Factors predicting pathological scar formation after burn injuries include patient, injury and treatment characteristics. Injury- and treatment-related characteristics are the main predictors of scar outcomes after burn injury. These characteristics are related to burn size (total body surface area burned) and burn depth (number or type of surgery) or the overall healing process in general (length of stay, wound healing complications). Intrinsic patient-related risk factors seem to play a role as well but are less consistent predictors of scar outcome. This includes the risk factors the female gender and also a younger age and darker skin.
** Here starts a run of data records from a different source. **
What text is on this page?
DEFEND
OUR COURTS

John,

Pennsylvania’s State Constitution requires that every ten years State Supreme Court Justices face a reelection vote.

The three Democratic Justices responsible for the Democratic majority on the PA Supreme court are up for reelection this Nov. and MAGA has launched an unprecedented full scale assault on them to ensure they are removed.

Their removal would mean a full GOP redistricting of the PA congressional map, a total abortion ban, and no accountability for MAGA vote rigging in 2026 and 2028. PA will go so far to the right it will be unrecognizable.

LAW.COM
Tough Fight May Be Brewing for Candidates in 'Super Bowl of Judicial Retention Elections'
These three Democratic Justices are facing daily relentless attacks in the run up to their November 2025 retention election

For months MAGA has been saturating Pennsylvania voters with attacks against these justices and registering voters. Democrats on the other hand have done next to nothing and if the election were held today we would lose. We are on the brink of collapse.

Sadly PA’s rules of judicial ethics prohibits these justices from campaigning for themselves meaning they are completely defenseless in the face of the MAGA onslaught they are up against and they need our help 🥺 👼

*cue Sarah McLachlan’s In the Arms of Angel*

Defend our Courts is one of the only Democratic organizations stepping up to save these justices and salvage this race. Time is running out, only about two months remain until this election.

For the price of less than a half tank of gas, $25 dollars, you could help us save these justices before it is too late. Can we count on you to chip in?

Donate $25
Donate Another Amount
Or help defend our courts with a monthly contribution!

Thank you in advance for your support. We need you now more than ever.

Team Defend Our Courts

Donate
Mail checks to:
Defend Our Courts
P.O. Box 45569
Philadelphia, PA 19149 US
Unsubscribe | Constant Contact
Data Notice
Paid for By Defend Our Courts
Knowledge on risk factors for poor scar outcome can be used to tailor treatment, aftercare and scar prevention to these patients with a high-risk profile.

Take-Home Messages

  • Pathological scarring in burn wounds can result in hypertrophic scars and/or contractures.

  • Reported prevalence of hypertrophic scarring after burn injuries varied between 8% and 67%.

  • Reported prevalence of burn scar contractures varied between 38 and 54%.

  • About 5 to 20% of patient after burn injuries receive reconstructive surgery, reflecting scar pathology.

  • Factors predicting pathological scar formation after burn injuries include patient, injury and treatment characteristics.

  • Injury- and treatment-related characteristics are the main predictors of scar outcomes after burn injury, including burn size (TBSA burned), burn depth (number of type of surgery) or the overall healing process in general (length of stay, wound healing complications).

  • Intrinsic patient-related risk factors, including the female gender and also a younger age and darker skin, are less consistent predictors of scar outcome.

  • Knowledge on risk factors for poor scar outcome should be used to tailor treatment, aftercare and scar prevention to these patients with a high-risk profile.